Related Rule
Democratic Republic of the Congo
Practice Relating to Rule 115. Disposal of the Dead
In 2008, a training manual by the Prosecutor at the Military High Court for magistrates on techniques for investigating sexual crimes, including war crimes, was adopted as part of the Programme on Investigating Sexual Crimes of the Democratic Republic of the Congo. The training manual states:
In addition, there are, unfortunately, cases of mass burial aimed at eliminating traces of crimes … This criminal form [of mass burial] is addressed here, insofar as it is used as a subterfuge to conceal mass violations of human rights committed during armed conflicts. …
§ 2. The concept of mass graves
There is no consensus about the characteristics nor the minimum number of individuals required for the constitution of a mass grave. … [Doctrine] distinguishes [different types of] mass graves according to whether they are constituted as:
a. a simple trench where bodies are grouped, with a minimum contact among them;
b. a more complex structure where corpses form a dense and contiguous aggregate, which is called a “mass of corps”. In this case, the individuals touch each other, and might be tangled, contorted or embroiled among them.

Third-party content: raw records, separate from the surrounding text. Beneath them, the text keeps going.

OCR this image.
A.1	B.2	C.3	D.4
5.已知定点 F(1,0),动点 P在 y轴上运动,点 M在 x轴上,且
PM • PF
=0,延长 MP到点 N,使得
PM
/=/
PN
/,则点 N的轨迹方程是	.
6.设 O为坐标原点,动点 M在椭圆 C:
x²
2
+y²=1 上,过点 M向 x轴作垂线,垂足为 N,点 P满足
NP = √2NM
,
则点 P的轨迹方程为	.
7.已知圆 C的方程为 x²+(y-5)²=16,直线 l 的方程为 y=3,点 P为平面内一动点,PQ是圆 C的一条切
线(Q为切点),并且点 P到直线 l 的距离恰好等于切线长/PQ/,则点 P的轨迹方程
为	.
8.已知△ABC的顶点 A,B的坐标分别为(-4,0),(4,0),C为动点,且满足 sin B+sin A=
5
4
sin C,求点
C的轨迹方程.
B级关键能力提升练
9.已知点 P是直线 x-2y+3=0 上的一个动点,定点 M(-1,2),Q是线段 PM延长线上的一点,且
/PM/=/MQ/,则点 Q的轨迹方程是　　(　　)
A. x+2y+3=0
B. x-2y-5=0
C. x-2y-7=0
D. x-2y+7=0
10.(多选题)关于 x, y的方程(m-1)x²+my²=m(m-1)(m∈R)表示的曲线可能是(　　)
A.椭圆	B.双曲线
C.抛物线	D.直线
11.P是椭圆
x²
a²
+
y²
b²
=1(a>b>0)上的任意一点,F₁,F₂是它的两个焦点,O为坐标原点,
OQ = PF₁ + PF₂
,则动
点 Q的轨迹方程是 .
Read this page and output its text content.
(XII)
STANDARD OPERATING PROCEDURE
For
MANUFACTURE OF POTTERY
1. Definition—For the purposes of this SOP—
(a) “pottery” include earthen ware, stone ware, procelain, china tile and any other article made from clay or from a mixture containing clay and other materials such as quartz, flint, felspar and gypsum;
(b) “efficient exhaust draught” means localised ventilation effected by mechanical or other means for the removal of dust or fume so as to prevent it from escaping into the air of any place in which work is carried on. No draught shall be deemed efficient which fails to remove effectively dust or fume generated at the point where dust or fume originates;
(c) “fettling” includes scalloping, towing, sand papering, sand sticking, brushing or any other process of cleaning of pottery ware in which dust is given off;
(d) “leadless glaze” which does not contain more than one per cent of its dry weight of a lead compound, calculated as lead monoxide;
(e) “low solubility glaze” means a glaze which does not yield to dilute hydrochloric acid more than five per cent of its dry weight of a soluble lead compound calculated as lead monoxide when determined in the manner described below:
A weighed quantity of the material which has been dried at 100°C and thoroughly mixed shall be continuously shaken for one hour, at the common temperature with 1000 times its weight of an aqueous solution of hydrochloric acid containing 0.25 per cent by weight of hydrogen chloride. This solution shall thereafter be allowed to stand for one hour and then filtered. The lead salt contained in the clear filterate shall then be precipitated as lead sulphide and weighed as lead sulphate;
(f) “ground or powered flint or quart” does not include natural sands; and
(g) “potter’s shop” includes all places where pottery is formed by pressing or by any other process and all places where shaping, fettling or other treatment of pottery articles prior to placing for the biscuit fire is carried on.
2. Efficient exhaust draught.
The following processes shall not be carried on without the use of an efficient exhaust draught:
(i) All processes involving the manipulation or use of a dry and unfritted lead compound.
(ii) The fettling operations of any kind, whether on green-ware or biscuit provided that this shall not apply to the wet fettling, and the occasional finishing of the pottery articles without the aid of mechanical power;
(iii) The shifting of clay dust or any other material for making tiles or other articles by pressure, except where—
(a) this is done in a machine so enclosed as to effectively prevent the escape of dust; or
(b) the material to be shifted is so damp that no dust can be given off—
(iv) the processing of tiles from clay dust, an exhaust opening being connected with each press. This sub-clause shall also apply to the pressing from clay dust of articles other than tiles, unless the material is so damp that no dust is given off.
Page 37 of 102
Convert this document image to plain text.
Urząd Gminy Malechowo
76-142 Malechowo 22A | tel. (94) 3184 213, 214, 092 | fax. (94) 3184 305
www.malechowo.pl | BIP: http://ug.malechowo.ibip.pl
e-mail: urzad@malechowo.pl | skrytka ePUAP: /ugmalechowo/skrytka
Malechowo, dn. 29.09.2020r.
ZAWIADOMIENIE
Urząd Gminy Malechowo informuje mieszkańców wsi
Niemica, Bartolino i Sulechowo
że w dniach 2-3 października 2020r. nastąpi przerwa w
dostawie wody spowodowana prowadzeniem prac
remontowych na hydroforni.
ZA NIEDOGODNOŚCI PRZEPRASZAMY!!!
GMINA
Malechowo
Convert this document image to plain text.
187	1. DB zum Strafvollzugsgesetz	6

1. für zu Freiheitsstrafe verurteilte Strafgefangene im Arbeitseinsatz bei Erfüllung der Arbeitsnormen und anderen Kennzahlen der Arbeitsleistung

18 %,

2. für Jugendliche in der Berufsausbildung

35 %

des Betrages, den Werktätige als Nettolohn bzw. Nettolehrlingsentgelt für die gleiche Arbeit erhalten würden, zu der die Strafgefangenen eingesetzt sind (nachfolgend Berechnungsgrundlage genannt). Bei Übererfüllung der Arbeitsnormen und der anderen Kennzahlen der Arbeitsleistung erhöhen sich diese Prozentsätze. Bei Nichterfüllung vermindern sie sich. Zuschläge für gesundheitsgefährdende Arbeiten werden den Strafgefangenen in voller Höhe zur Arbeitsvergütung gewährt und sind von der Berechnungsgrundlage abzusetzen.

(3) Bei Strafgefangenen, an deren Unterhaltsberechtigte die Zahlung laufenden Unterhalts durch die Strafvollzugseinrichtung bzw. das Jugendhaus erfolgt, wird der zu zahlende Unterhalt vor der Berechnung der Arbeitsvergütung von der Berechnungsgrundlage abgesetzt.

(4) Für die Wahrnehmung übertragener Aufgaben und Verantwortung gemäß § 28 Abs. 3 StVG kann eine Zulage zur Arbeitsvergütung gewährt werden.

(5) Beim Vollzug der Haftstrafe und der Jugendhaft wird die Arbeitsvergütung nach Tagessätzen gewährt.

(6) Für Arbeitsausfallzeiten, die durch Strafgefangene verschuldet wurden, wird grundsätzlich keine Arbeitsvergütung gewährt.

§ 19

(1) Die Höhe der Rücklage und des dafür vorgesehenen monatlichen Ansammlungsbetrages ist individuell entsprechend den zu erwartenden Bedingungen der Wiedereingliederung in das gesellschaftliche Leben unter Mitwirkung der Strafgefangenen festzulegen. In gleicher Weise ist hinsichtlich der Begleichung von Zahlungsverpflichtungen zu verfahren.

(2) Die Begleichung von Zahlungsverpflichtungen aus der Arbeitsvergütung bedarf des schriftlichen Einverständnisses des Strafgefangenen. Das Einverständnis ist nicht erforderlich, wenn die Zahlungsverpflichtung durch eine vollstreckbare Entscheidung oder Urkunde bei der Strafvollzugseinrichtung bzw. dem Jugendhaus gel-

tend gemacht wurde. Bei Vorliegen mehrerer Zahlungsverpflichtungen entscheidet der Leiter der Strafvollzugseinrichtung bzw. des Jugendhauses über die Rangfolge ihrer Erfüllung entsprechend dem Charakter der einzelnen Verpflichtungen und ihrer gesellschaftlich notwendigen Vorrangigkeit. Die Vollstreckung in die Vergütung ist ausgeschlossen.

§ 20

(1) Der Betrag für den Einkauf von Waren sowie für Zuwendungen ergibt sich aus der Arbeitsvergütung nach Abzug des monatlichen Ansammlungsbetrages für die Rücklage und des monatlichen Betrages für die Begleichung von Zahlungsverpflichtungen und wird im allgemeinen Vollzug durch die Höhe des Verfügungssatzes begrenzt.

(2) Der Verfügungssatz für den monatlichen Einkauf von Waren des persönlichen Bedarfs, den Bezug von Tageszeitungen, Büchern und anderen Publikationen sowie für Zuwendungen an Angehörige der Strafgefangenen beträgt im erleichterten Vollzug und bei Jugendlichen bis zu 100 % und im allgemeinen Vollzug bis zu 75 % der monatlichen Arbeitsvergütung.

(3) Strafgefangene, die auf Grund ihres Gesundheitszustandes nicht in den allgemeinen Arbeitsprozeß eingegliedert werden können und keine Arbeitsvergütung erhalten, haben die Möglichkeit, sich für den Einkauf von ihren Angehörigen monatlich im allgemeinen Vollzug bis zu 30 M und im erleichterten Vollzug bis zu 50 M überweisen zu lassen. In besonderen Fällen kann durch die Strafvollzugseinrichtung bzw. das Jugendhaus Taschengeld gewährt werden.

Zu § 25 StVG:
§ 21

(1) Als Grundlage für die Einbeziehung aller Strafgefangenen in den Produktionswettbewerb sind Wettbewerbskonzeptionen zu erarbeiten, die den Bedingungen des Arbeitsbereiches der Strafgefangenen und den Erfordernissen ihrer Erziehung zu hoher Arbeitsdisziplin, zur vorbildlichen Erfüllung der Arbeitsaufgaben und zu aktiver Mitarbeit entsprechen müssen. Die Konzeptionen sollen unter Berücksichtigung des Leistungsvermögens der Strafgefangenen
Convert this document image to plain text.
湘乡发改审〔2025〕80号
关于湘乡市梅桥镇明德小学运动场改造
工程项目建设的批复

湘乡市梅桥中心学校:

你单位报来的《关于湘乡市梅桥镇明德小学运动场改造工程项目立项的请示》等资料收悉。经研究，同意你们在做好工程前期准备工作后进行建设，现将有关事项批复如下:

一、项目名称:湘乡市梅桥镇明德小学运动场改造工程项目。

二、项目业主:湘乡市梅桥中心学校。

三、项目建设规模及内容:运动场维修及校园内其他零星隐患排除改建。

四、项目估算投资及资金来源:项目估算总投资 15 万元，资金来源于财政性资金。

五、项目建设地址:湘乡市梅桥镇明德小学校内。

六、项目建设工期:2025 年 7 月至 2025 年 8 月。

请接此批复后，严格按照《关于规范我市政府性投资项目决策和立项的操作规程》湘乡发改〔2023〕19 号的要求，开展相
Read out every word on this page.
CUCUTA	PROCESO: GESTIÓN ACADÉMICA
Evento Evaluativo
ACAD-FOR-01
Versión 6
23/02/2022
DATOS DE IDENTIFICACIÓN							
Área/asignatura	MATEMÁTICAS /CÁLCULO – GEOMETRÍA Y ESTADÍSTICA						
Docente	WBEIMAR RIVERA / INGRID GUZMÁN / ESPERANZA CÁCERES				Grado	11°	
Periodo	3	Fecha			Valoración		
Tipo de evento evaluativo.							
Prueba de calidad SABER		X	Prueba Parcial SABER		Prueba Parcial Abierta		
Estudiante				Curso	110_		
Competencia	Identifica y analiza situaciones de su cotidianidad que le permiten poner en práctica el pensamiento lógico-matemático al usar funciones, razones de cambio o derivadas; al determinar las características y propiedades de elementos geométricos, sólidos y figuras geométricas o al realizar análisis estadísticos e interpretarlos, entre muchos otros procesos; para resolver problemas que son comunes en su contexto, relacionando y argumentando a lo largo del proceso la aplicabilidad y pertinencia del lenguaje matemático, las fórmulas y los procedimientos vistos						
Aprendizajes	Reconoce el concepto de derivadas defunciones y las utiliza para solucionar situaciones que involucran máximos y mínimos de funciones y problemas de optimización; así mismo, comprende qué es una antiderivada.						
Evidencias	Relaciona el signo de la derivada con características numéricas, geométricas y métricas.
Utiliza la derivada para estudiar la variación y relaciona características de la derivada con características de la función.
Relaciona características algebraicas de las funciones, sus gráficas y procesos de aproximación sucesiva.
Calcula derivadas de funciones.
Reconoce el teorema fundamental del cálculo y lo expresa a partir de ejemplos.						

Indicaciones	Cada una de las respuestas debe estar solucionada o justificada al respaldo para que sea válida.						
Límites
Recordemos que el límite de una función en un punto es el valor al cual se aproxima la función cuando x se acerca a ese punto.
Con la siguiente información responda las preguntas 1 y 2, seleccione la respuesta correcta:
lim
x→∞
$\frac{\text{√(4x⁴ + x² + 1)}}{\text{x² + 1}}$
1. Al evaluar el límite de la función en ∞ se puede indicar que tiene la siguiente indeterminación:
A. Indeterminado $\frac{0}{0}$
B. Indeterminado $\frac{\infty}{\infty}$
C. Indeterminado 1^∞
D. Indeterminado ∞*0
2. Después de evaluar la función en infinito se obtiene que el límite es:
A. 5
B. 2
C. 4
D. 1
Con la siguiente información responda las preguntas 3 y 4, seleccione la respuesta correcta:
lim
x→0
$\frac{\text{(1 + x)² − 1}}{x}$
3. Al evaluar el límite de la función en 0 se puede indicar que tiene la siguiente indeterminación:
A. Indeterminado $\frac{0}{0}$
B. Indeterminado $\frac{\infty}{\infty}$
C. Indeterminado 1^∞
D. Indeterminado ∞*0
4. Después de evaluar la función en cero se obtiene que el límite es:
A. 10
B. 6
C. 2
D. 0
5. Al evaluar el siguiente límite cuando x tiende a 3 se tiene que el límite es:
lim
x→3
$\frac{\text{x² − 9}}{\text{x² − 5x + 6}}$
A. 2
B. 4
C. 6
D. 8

There might even be dispersed remains which do not belong to this mass.
c. a multi-layered structure: there might be dressed and undressed bodies in various levels inside the grave. When exhumed, this mass is characterised by a chaotic and distressing image … Multiple masses of corps in the same grave indicate that the bodies were thrown there in different moments. The existence of layers of remains separated by an embankment of earth is another indication that … groups of individuals were deposited on successive occasions[.] 
Democratic Republic of the Congo, Training manual by the Prosecutor at the Military High Court for magistrates on techniques for investigating sexual crimes, adopted as part of the Programme on Investigating Sexual Crimes of the Democratic Republic of the Congo, Military Justice seminar, 2008, pp. 33–34.